"Il faut placer les entreprises devant leurs responsabilités"
Pour le député PCF des Bouches-du-Rhône Pierre Dharréville, rapporteur de la commission d'enquête parlementaire sur les maladies professionnelles, alléger les obligations des employeurs en matière de santé au travail ne servira pas la prévention.
Le travail réalisé par votre commission d'enquête n'a-t-il pas été un peu court-circuité par la mission confiée à Charlotte Lecocq, députée LREM du Nord, sur la refonte du système de prévention ?

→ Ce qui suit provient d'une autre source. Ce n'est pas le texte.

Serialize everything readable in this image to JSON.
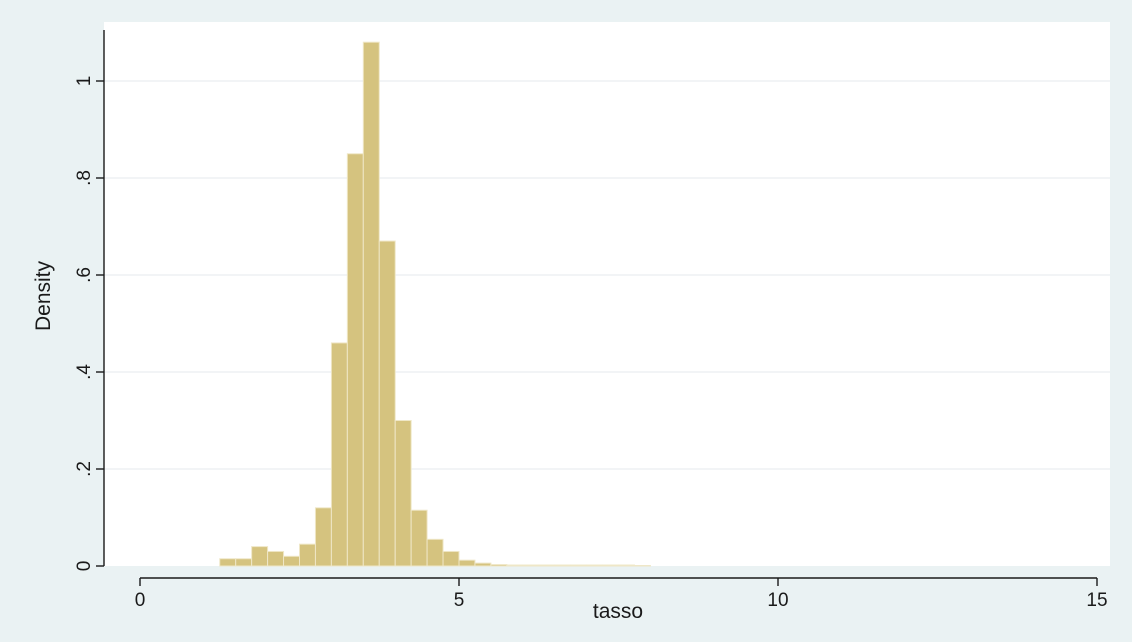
{
  "chart_data": {
    "type": "bar",
    "subtype": "histogram",
    "title": "",
    "xlabel": "tasso",
    "ylabel": "Density",
    "xlim": [
      -0.4,
      15.2
    ],
    "ylim": [
      0,
      1.1
    ],
    "x_ticks": [
      0,
      5,
      10,
      15
    ],
    "x_tick_labels": [
      "0",
      "5",
      "10",
      "15"
    ],
    "y_ticks": [
      0,
      0.2,
      0.4,
      0.6,
      0.8,
      1
    ],
    "y_tick_labels": [
      "0",
      ".2",
      ".4",
      ".6",
      ".8",
      "1"
    ],
    "grid": "horizontal",
    "legend": "none",
    "bin_width": 0.25,
    "bins": [
      {
        "x0": 1.25,
        "density": 0.015
      },
      {
        "x0": 1.5,
        "density": 0.015
      },
      {
        "x0": 1.75,
        "density": 0.04
      },
      {
        "x0": 2.0,
        "density": 0.03
      },
      {
        "x0": 2.25,
        "density": 0.02
      },
      {
        "x0": 2.5,
        "density": 0.045
      },
      {
        "x0": 2.75,
        "density": 0.12
      },
      {
        "x0": 3.0,
        "density": 0.46
      },
      {
        "x0": 3.25,
        "density": 0.85
      },
      {
        "x0": 3.5,
        "density": 1.08
      },
      {
        "x0": 3.75,
        "density": 0.67
      },
      {
        "x0": 4.0,
        "density": 0.3
      },
      {
        "x0": 4.25,
        "density": 0.115
      },
      {
        "x0": 4.5,
        "density": 0.055
      },
      {
        "x0": 4.75,
        "density": 0.03
      },
      {
        "x0": 5.0,
        "density": 0.012
      },
      {
        "x0": 5.25,
        "density": 0.006
      },
      {
        "x0": 5.5,
        "density": 0.003
      },
      {
        "x0": 5.75,
        "density": 0.002
      },
      {
        "x0": 6.0,
        "density": 0.002
      },
      {
        "x0": 6.25,
        "density": 0.002
      },
      {
        "x0": 6.5,
        "density": 0.002
      },
      {
        "x0": 6.75,
        "density": 0.002
      },
      {
        "x0": 7.0,
        "density": 0.002
      },
      {
        "x0": 7.25,
        "density": 0.002
      },
      {
        "x0": 7.5,
        "density": 0.002
      },
      {
        "x0": 7.75,
        "density": 0.001
      }
    ],
    "colors": {
      "background": "#eaf2f3",
      "plot_area": "#ffffff",
      "bar_fill": "#d5c37f",
      "bar_stroke": "#efe7c7",
      "grid": "#e9eef1",
      "axis": "#1a1a1a"
    }
  }
}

Pierre Dharréville : J'ai eu le sentiment en effet que le gouvernement ne voulait pas trop nous laisser le champ libre. Il ne pouvait s'opposer au travail que je voulais engager, puisque c'était une initiative du groupe communiste à l'Assemblée nationale. Mais le débat sur la santé au travail est monté à un tel niveau d'incandescence au moment des ordonnances qu'il devait s'illustrer. Le rapport Lecocq, commandé par Matignon, devait être remis en avril dernier. Sa présentation a été reportée à la fin août. Aujourd'hui on en parle beaucoup, mais il ne peut être la seule base de discussion. Nos 43 propositions, remises en juillet, sont sur la table pour ouvrir des champs de débat que le gouvernement ne souhaitait peut-être pas aborder.
C'est-à-dire ?
P. D. : Il faut mettre en place des outils améliorant la connaissance des risques professionnels - des registres pour les cancers, par exemple - ou la traçabilité des expositions, comme un dossier médical personnel de santé au travail. Pour agir sur la prévention, il faut accroître la reconnaissance des maladies professionnelles, devant déboucher sur une intervention sur le poste de travail concerné, afin d'éradiquer le risque. Il faut aussi s'attaquer à la sous-estimation des risques, au mal-travail, aux organisations toxiques...
Existe-t-il des points de conciliation avec le rapport Lecocq ?
P. D. : Le postulat sur lequel se fonde le gouvernement, c'est qu'il y a trop de droits formels, par opposition aux droits réels. Le rapport Lecocq se place dans l'optique de rendre un service aux entreprises, supposées regretter de ne pas avoir un retour sur investissement suffisant. Mais on ne peut se contenter de desserrer l'étau et de convaincre les entreprises qu'avec de bonnes pratiques, elles seront plus performantes. On ne peut faire comme s'il n'y avait pas de contradiction entre les intérêts des salariés et ceux des employeurs. La santé au travail aura de bons effets pour les entreprises, tant mieux, mais l'objectif de santé doit primer. Il faut placer les entreprises devant leurs responsabilités.
Que pensez-vous de la fusion des organismes de prévention et de la création d'un guichet unique préconisées par le rapport Lecocq ?
P. D. : Pourquoi pas, si ce regroupement donne plus de force aux organismes publics existants, et si on n'en profite pas pour réduire leurs moyens ou leurs missions. Dans notre rapport, nous proposons un réseau unifié pour décloisonner les services de santé au travail. Voilà des points sur lesquels nous pouvons donc échanger et discuter. Mais pour moi, il n'est pas question d'écarter les caisses d'assurance retraite et de la santé au travail (Carsat) ou de les dessaisir de leurs responsabilités.
Comment espérez-vous faire vivre vos 43 propositions ?
P. D. : Durant la discussion en vue du projet de loi sur la santé au travail annoncé par le gouvernement, je remettrai sur la table les préconisations cruciales de notre rapport. Je tenterai de profiter aussi des prochains débats parlementaires pour déposer des amendements. Ce rapport, à mes yeux, n'est pas un aboutissement, mais un point de départ.